About Kanha Loka
初日の朝、塩と淹れたてのコーヒーの香りがデッキから漂ってきて目が覚めました。時刻は5時30分過ぎ、Padar島の上空は柔らかなピンクと金色に染まっていました。夜の冷たさがまだ残るチーク材のデッキに素足で降り立つと、クルーはすでにテンダーの準備を始めていました。急かす様子も、大声もなく――ただ静かな動きだけです。その穏やかさが、旅全体のトーンを決めました。私たちは全長34メートルのphinisi、Kanha Lokaに乗船し、その瞬間からリズムが違って感じられました。焦らず、派手すぎず。ただ、私たちと海、そして足元にある堅実で整備の行き届いた船だけがありました。

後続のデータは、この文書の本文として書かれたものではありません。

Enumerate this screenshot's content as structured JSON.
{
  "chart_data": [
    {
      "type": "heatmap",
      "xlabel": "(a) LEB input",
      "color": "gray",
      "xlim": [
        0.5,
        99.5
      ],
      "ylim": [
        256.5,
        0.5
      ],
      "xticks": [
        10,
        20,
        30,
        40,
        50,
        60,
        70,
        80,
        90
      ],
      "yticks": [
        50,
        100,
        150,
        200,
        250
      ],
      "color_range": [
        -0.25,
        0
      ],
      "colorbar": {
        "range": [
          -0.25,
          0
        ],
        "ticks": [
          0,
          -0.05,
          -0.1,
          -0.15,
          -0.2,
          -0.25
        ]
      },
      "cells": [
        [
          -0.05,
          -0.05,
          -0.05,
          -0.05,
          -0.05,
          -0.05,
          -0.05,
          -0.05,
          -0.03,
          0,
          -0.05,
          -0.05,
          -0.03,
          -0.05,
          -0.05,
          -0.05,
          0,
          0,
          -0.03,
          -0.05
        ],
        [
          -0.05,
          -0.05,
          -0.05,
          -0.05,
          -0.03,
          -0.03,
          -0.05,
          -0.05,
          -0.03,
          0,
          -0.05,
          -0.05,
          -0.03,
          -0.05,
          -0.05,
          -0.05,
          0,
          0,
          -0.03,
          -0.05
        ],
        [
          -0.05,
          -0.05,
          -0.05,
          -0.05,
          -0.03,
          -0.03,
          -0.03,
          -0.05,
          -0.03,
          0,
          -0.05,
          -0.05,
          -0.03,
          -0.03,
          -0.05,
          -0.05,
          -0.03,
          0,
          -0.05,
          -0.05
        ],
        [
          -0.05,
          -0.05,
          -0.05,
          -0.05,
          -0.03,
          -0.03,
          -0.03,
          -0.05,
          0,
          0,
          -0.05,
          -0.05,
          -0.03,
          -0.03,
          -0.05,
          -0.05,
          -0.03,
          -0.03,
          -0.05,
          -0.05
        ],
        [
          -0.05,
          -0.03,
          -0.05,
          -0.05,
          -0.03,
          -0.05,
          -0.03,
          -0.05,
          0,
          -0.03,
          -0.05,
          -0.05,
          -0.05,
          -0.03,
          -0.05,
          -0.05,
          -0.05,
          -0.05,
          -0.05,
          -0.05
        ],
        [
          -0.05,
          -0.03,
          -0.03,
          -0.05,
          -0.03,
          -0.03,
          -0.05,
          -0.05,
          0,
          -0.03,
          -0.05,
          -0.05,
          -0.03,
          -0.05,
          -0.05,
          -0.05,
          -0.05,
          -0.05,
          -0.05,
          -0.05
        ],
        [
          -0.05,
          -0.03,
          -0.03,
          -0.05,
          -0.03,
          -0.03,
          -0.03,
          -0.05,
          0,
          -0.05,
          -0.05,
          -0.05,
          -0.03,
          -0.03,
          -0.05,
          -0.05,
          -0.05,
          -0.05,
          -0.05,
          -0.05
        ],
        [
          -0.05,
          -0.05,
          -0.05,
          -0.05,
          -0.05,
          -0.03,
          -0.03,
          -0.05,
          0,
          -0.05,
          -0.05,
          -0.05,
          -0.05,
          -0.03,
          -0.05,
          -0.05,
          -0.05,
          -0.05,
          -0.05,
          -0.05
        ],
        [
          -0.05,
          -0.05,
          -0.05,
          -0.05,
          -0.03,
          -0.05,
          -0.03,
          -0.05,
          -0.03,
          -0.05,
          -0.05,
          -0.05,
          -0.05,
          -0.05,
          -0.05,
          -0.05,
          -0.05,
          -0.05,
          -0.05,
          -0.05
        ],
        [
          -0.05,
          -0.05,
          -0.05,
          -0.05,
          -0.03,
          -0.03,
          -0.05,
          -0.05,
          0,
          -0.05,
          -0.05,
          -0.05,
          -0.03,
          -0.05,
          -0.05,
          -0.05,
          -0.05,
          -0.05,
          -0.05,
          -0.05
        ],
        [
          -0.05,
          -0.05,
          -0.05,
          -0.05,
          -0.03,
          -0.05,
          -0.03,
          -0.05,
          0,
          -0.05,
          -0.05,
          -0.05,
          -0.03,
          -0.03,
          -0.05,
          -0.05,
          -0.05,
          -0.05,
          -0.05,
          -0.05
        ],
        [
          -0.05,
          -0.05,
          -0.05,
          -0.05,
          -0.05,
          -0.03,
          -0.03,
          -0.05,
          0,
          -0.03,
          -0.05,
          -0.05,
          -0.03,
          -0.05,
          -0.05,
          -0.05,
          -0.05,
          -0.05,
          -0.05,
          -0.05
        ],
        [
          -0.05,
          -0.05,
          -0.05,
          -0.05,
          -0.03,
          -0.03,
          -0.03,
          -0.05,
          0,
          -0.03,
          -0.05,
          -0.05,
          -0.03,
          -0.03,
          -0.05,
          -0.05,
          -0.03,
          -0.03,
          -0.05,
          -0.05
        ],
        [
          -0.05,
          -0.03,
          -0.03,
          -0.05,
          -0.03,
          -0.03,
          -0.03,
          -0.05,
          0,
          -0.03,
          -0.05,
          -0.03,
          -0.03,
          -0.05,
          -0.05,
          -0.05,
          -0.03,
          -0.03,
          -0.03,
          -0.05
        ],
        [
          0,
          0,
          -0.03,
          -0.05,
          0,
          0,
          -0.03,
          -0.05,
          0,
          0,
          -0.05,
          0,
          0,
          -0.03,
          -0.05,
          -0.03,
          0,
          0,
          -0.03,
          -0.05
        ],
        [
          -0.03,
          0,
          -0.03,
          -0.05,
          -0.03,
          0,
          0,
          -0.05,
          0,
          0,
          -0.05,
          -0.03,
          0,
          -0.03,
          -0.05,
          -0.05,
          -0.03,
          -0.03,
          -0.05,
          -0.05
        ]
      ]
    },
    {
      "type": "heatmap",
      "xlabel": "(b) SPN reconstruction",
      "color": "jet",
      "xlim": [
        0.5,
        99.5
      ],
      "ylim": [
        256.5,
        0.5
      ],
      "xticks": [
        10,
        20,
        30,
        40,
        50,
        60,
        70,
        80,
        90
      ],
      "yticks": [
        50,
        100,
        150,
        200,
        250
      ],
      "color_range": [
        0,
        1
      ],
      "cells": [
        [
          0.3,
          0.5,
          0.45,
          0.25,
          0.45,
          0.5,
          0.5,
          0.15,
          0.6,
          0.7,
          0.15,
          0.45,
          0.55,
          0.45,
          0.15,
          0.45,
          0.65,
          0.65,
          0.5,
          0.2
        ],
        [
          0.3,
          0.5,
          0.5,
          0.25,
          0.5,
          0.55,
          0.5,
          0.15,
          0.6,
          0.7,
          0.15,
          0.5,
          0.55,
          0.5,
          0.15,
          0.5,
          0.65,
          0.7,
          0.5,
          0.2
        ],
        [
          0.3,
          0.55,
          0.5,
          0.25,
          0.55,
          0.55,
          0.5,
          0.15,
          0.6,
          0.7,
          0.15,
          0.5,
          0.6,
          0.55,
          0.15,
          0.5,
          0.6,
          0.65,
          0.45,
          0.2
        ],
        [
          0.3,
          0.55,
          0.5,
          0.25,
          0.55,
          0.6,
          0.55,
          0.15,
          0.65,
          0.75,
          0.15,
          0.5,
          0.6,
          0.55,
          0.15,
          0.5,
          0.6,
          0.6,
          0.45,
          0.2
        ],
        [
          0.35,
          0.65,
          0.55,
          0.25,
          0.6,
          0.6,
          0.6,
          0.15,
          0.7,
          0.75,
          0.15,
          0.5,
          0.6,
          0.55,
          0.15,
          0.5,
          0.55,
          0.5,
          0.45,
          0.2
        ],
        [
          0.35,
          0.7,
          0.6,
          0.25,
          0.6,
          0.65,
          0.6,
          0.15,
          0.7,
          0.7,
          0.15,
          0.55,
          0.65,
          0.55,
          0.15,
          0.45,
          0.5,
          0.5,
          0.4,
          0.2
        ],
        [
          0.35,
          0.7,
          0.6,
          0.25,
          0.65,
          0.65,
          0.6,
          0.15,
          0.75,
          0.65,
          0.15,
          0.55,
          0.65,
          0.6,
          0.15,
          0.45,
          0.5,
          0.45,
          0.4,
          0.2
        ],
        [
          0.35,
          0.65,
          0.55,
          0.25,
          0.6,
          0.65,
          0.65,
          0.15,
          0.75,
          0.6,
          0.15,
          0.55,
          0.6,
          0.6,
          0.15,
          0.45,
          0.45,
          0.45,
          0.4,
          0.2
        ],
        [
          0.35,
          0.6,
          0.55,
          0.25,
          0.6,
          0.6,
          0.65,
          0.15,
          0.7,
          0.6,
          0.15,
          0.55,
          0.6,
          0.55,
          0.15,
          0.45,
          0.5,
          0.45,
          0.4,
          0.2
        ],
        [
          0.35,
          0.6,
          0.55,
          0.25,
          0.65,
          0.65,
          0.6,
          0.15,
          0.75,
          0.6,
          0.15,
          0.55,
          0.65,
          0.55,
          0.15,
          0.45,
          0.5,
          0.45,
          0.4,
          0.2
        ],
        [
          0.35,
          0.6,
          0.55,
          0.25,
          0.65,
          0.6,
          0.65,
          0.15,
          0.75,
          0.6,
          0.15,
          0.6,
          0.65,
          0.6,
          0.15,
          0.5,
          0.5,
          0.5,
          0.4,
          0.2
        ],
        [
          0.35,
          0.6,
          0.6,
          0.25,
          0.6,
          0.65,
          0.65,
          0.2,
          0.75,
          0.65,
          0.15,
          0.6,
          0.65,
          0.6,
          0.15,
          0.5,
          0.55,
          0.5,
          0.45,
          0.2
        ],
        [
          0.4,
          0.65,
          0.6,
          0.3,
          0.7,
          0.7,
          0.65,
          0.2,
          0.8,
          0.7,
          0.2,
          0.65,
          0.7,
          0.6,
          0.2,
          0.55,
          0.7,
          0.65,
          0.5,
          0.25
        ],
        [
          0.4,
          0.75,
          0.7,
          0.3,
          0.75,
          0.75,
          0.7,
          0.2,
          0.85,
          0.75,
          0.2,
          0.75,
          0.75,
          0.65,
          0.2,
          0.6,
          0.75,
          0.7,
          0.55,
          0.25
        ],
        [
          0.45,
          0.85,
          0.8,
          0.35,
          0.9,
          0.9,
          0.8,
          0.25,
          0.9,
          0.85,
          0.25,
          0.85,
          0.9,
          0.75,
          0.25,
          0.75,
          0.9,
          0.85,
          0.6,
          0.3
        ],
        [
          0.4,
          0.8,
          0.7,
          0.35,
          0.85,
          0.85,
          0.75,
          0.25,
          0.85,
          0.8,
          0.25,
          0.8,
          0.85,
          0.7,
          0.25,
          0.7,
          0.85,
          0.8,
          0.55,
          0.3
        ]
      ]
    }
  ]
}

午前中は気温の上がる中、Padarの折り返し道をハイキングし、息を整えながら三日月型の湾――白、ピンク、金色――が地図のように広がる景色を見下ろしました。その後、デッキで魚のグリルと辛いサンバルのランチを摂り、コモド島近くに錨泊。レンジャーが長い棒を手に、落ち着いた口調で注意しました。「道を外れないでください。彼らは見ています。」コモドドラゴンを間近で見たこと――尾を引きずり、顎を少し開いた姿――は、予想以上に原始的でした。1頭がトレイル近くで日光浴をしながらあくびをし、古いナイフのような黄色い歯を見せていました。
その午後はPink Beachでシュノーケリング。砂の色は観光神話ではなく、砕かれた珊瑚から来ています。水は暖かく、リーフは岸に近い位置にありました。鮮やかな青のヒトデ、ウニ、そして岩の割れ目に潜むゆっくり動くタコに、私たちは1時間近く浮いていました。しかし本当の驚きはManta Pointでした。マンタが現れるかどうか分からないまま飛び込みましたが、数分以内に2枚の大きなマンタが私たちの下を旋回し、水中の凧のように翼を羽ばたかせていました。1枚は背中の模様――指紋のような――が見えるほど近くを通過しました。
2日目の夕方はKalongに錨泊しました。黄昏時に生き生きとするマングローブ林がある小島です。太陽が木々の向こうに沈むと、何千匹もの果物コウモリが空に吹き上がり、煙のように渦を巻きました。私たちは冷たい飲み物を手にサンデッキから眺め、何人かは星空の下でカラオケに挑戦。音響システムは完璧ではありませんでしたが、誰も気にしませんでした。翌朝、干潮時に現れる砂州、Taka Makassarを訪れました。四方200メートルにわたり浅く――鏡の上を歩くような非現実的な景色です。その後Kanawaで漂いました。潮流がリーフ魚を運び、水はターコイズから深い青へと変わります。ダイブガイドが珊瑚にしがみついた小さなピグミーシーホースを指さしました――よく見ないと見逃してしまうほどです。
Kanha Lokaには5室のキャビンがあり、私たちはデラックスオーシャンキャビンに滞在しました。デッキ下でしたが、閉塞感はなく――大きな舷窓、しっかりとした換気、厚手の寝具が備わっていました。バスルームはコンパクトでしたが機能的で、水圧も良好でした。食事はファミリースタイルで提供されました。大皿に盛られたナシゴレン、マグロのグリル、トロピカルフルーツ。五つ星の装いはなく、ただ満足感のある美味しい料理です。それが気に入りました。サンデッキには日陰と日向のゾーンがあり、私は本を片手に何時間も過ごし、船尾に飛び散る飛魚を眺めました。